Garbage Collection in BigTable

Hi GCP Community, I had a couple of questions regarding the Garbage collection process of the BigTable Service, hope someone could shed some lights at my doubts. Here are the 2 questions:

  1. If a row did not have any relationships with any column qualifiers (it means all cells related to that row were deleted or expired), will the row be deleted during the garbage collection process?
  2. If a column qualifier did not have any relationships with all rows (all cells in that column were deleted or expired), will the column be deleted during the garbage collection process?

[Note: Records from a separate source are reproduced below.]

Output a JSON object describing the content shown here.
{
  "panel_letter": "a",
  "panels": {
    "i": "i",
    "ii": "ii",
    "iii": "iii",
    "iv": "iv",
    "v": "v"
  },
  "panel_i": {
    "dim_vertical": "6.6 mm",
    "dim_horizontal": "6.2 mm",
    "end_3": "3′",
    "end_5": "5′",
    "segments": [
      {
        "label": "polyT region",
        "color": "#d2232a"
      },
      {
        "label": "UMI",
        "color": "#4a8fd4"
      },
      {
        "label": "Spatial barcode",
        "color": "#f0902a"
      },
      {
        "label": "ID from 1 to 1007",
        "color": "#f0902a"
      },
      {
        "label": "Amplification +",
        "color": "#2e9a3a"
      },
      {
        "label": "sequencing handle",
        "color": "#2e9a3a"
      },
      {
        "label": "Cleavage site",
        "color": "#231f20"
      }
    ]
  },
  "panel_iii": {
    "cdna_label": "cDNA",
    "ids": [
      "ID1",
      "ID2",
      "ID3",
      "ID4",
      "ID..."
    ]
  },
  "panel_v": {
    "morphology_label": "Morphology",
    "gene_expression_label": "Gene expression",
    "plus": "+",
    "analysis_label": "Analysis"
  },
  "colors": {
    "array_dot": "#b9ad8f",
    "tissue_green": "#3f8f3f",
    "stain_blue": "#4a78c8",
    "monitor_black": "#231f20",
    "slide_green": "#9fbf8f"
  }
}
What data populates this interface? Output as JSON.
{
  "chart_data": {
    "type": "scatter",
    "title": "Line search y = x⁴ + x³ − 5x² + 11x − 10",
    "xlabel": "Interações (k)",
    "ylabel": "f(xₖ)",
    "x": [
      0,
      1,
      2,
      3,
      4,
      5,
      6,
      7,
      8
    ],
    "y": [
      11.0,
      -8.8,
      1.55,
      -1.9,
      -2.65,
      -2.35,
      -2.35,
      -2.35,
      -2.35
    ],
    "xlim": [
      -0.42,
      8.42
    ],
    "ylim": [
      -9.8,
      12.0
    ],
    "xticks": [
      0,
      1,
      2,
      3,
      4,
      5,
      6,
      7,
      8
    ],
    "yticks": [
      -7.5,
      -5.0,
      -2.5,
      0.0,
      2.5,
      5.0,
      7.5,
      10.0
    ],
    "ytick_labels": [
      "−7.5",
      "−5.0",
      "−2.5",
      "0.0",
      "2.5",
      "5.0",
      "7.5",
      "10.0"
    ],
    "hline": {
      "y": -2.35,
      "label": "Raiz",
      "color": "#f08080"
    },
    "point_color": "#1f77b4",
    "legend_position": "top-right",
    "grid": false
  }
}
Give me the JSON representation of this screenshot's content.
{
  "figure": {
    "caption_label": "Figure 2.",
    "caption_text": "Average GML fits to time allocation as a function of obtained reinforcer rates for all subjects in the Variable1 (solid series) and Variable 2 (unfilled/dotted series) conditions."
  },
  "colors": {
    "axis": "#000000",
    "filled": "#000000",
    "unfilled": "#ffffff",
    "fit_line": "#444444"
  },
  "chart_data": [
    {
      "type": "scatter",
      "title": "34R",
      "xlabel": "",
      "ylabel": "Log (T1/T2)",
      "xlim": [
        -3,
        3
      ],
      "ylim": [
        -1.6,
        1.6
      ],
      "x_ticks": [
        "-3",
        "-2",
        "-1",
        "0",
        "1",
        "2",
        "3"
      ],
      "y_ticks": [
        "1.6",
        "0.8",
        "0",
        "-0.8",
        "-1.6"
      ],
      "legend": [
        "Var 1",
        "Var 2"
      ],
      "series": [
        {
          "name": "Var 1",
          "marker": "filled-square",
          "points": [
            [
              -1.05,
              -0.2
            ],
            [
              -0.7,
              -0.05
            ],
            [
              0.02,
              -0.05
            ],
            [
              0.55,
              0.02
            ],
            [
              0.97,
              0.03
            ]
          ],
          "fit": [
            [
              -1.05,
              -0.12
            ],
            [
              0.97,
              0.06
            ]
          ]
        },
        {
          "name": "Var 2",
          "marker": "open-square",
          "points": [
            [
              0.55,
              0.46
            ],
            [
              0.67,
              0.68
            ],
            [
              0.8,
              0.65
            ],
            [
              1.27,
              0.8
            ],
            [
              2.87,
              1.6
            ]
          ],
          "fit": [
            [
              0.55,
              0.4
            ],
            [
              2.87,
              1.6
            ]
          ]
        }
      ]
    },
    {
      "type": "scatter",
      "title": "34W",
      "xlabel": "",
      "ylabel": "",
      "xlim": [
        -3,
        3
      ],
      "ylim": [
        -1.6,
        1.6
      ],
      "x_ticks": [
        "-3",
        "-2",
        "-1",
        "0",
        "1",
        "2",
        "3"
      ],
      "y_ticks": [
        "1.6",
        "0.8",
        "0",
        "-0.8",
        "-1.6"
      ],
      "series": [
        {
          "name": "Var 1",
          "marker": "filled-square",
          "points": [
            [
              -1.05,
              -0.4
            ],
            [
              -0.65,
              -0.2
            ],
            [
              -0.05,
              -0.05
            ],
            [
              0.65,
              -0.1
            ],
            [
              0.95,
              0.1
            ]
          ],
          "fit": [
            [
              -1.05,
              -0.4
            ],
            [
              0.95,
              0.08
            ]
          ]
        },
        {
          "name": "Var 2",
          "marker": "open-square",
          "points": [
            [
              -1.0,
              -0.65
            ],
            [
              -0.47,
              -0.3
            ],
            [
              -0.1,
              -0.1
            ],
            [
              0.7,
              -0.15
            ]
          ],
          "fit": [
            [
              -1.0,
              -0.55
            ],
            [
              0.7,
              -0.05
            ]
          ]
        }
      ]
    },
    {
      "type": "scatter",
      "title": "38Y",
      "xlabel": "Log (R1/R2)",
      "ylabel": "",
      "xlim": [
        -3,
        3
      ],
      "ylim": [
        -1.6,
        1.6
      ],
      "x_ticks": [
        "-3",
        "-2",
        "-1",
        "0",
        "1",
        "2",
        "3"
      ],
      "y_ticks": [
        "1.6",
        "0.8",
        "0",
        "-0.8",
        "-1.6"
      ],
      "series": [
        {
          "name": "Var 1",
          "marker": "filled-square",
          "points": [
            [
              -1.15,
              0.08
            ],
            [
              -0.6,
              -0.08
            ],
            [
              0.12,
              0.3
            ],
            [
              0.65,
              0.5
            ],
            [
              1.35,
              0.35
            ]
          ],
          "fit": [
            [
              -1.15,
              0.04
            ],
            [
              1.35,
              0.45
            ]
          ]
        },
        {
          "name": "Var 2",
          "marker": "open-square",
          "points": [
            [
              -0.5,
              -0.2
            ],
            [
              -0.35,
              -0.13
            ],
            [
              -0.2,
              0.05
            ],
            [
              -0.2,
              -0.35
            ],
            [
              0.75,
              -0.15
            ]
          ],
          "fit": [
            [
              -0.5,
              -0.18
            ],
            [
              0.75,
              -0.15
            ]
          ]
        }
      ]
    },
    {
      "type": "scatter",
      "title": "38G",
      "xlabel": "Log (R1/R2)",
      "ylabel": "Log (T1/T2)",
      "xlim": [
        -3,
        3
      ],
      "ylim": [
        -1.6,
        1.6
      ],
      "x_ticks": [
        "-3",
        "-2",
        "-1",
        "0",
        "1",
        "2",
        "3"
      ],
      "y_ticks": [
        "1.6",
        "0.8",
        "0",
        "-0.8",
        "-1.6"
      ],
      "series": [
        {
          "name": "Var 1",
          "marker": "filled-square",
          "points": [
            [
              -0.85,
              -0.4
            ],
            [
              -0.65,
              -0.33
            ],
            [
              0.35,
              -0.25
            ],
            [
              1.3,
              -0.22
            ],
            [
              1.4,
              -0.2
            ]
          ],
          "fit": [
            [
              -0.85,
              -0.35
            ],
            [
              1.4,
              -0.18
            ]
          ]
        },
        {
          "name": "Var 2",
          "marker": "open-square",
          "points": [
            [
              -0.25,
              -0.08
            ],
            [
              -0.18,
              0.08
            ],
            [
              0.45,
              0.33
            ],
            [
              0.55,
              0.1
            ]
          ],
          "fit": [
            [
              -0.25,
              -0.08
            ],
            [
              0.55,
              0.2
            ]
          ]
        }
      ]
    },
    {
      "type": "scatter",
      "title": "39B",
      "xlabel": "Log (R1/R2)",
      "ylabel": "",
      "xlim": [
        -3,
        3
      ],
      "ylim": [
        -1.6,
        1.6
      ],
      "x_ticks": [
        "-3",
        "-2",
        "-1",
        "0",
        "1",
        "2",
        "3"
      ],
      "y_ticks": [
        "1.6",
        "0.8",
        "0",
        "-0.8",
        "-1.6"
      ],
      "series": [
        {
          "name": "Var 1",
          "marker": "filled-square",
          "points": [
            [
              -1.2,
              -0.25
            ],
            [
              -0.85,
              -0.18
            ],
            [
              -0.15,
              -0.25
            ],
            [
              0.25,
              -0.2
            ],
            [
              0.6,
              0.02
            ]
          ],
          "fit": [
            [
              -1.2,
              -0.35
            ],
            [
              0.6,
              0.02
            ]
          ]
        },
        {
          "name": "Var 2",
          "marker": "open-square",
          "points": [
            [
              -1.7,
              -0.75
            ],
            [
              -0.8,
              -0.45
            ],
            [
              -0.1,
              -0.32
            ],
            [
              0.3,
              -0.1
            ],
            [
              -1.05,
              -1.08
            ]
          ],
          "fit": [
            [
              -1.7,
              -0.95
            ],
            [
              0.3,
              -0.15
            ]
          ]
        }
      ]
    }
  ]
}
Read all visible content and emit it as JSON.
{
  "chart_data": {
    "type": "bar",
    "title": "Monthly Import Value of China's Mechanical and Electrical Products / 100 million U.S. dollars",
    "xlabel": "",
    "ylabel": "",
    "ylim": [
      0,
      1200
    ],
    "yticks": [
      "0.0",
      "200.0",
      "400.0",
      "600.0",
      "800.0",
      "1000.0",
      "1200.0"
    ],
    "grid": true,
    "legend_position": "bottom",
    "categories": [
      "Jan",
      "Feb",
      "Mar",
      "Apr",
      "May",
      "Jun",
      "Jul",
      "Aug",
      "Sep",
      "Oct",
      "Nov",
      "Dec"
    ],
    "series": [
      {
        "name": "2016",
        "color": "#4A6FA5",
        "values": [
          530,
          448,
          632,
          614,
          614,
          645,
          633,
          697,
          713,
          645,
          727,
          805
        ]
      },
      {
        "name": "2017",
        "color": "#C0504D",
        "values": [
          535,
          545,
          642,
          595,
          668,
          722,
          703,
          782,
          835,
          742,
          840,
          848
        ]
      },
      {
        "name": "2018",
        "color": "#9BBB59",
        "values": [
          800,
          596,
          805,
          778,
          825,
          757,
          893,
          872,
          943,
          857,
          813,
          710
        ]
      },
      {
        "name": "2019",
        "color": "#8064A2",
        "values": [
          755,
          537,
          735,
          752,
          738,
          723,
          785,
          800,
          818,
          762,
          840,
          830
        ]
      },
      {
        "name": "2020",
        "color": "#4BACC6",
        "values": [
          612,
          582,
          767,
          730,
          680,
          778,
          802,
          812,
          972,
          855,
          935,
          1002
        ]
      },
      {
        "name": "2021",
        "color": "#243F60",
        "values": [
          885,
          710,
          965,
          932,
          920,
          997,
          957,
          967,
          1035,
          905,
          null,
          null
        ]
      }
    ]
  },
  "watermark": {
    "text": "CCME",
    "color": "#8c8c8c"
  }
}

I wish to know the answers to these questions so that I can better design BigTable for my use case.

0 2 646
2 REPLIES 2

Hi @schitiz,

Welcome to Google Cloud Community!

In Bigtable, when a row or a column qualifier no longer has any cells, it is considered to be "tombstoned" and will eventually be removed during the garbage collection process.

Regarding your first question, if a row did not have any relationships with any column qualifiers, it means that all cells in that row were deleted or expired, so the row will be tombstoned and eventually be removed during the garbage collection process.

Regarding your second question, if a column qualifier did not have any relationships with all rows, it means that all cells in that column were deleted or expired, so the column will be tombstoned and eventually be removed during the garbage collection process.

It's important to note that the exact time at which a tombstoned row or column qualifier is removed during the garbage collection process is determined by a number of factors, including the overall load on the Bigtable cluster and the rate at which new data is being added.

Also, keep in mind that bigtable stores data in multiple versions, so when you delete the row or cell, the system won't actually remove the data , but mark it as deleted, and Garbage Collection will just remove those versions of data that are marked as deleted, this is how historical data can be restored and bring back the data if necessary.

In summary, if a row or column qualifier no longer has any cells, it will be tombstoned and eventually removed during the garbage collection process. Understanding this behavior is important when designing your Bigtable schema and when working with expired or deleted data.

Thank you

Hi, does the row's key and value(all cells) both get removed during garbage collection if i am using the age-based garbage policy for for example 30 days?